E o primeiro resultado já veio: 100% das amostras analisadas sem irregularidades.
O secretário Tiago Frigo destacou:
“A tecnologia garante mais segurança, transparência e valoriza quem produz corretamente.”
A presidente da Cidasc, Celles Regina de Matos, reforçou:
“Esse trabalho integra fiscalização desde a produção até a comercialização, combatendo práticas irregulares.”
Resultado: Santa Catarina vira referência e eleva o padrão do mercado.
Frentes debatem compromissos com pautas de logística e infraestrutura
Enquanto o campo evolui, a logística continua no passado.
O Brasil terminou 2025 como o segundo principal exportador mundial de produtos agropecuários com mais de US$ 169,2 bilhões e por pouco não superou os Estados Unidos, que lideram esse ranking. No entanto, um dos gargalos de eficiência são as questões de logística e infraestrutura. Por isso, a Frente Parlamentar da Agropecuária (FPA) e a Frente Parlamentar de Portos e Aeroportos (FPPA) se juntaram para discutir compromissos com pautas relacionadas a esses temas.
FPA e FPPA querem tornar a infraestrutura brasileira uma política de Estado. A ideia é dar garantias para os investimentos no setor, sejam eles com recursos privados ou públicos.

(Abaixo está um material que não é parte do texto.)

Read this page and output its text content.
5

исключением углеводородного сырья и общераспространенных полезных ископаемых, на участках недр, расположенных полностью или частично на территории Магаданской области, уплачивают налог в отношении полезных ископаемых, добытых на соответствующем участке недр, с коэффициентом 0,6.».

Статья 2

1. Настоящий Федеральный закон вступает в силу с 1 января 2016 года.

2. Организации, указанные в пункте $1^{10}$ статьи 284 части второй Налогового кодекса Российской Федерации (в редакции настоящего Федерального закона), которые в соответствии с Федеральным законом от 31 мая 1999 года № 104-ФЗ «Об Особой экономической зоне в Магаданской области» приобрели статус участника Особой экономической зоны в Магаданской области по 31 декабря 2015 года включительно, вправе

“O que se propõe aqui é justamente encontrar alternativas que a gente possa oferecer a quem estará à frente do país nos próximos quatro anos, para realmente resolver os problemas que a gente tem; esses gargalos de infraestrutura que são 30% do nosso custo de produção”, disse a vice-presidente de articulação política da FPPA e integrante da FPA, deputada Daniela Reinehr (PL-SC).
O diagnóstico é conhecido:
- gargalos logísticos elevam até 30% do custo de produção
- falta de armazenagem pressiona preços
- escoamento precário reduz margem
O Brasil exige papel. Santa Catarina entrega tecnologia
O contraste de hoje é didático.
De um lado, o produtor enfrenta novas exigências, registros e regras que muitas vezes se sobrepõem.
De outro, um estado mostra que é possível avançar com:
- tecnologia
- integração
- eficiência
O agro brasileiro não resiste à falta de inovação.
Resiste à falta de lógica.
Porque, no fim, não é o controle que trava o setor.
É quando o controle vira burocracia e não solução.